In 2004 Morgan Spurlock released the controversial documentary Super Size Me. In the film he goes on a 30 day fast food only diet. His purpose was to alert the public of the danger to health the fast food industry has become. The film was more about the obesity problem in America and less about the evil McDonald’s Empire, but he makes several points which one might interpret as being pro-fast food regulation. Spurlock became somewhat of a cult figure among the health conscious crowd and was considered a hero, of sorts. It appears he suffered severe kidney and liver problems during the diet, but soldiered on.
Along comes Tom Naughton, who found some faults with that film. So, Tom decides to go on a 30 day fast food diet as well. The difference is that he will pay attention to his calorie, fat, and carb intake and attempt to eat somewhat sensibly during that month. Tom has somewhat better results that Spurlock did. He actually lost weight, reduced his fat count, and improved his cholesterol situation, making his physician a little unhappy at what he was proving. Is Tom Naughton saying that eating a full slate of fast food is good for you? No, that’s not his point. He’s really preaching personal responsibility. He makes that point by spending an entire day hanging around the outside of fast food restaurants, waiting for someone to drag him inside and force him to eat. Obviously, that doesn’t happen. He also films a segment where a McDonald’s employee asks the age old question, “Would you like fries with that”, to which Naughton replies, “No”. He shows the feigned surprise when the employee accepts his answer. The point, again, is that no one is forcing you to eat anything you don’t want to eat. He challenges Spurlock’s contention that these chains make it hard to get the nutritional information on the food. It turns out that most provide it right there. If not, every single chain provides it on their web site. No computer, you say. Naughton shows us just how easy it is to use one at the local library. Still too hard? He went to his small town’s smallest bookstore and found 5 books in short time that published the information.
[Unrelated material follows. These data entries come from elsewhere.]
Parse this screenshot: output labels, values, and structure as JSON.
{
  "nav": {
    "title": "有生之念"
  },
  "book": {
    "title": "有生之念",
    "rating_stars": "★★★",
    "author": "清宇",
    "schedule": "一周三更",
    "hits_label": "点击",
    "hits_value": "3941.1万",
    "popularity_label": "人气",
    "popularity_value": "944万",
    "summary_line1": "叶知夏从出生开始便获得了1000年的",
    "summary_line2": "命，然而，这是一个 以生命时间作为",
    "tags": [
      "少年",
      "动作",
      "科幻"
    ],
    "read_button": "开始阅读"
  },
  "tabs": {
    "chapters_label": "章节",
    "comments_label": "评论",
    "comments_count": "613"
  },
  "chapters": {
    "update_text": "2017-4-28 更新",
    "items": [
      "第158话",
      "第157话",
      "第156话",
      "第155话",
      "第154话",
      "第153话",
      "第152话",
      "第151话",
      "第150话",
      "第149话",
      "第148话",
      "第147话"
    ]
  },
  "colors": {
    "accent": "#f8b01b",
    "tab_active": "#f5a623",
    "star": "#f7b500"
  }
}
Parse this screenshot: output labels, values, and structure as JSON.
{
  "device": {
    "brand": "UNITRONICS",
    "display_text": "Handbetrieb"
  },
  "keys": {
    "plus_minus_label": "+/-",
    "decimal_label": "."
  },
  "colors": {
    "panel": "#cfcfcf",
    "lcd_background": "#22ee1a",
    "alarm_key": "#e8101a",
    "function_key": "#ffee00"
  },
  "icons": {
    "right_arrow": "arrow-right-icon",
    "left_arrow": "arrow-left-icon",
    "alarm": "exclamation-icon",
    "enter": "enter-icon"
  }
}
Naughton’s entertaining enough, and he provides plenty of scientists and doctors to back up his claims. He postulates that it’s money that has led us down the nutritional nightmare we live in today. Whether it’s grants or book deals, Naughton makes it pretty clear how false information can be supported by even accredited persons. Of course, we have to figure into the equation that the same standard would apply to his experts. There are some Monty Python-like animation segments, and Naughton provides enough comic relief to keep the whole thing interesting, but not for over 100 minutes. It’s overlong, and bits are repeated to fill time. Still, it will challenge a few of your core beliefs.
Fat Head is presented in its original aspect ratio of 1.78:1. The quality varies. It depends on where Naughton or his subjects are and what equipment they happen to have along. Most of it looks like television news footage. Colors are always pretty good, but there are moments that the digital noise is extreme. It’s a documentary and shouldn’t really be judged on video quality.
The Dolby Digital 2.0 track is all about dialog. This is a documentary, after all. You can hear everything clear and fine.
40 Minutes of extra interview footage
The experts don’t agree, and even when they do, they keep changing their minds. I’m convinced your heredity has more to do with your risk of heart disease than any single factor, including your diet. Of course, that doesn’t mean you can keep stuffing your face with cake and ice cream exclusively and not suffer ill effects. I grew up on an Italian diet, mostly. That means lots of things that are bad for you. Remember “heart attack on a plate”? I love that stuff. It also means we include many of the top healthy foods in our diet, including plenty of garlic, olive oil, and cooked tomatoes. This back and forth about what’s good for you isn’t new. Did you know that for centuries most of Europe thought that tomatoes were poisonous? The Italians knew better, and now today they’re one of the healthiest foods out there. I even remember when wine was bad for you, but Grandpop always said it was good for the blood. How in the heck did he know better than the Surgeon General at the time? I’m with Naughton here. Eat what your body wants, Mother nature does know a thing or two about what’s good for ya. By the way, Naughton provides plenty of obesity shots, “in case you don’t know what fat people look like”.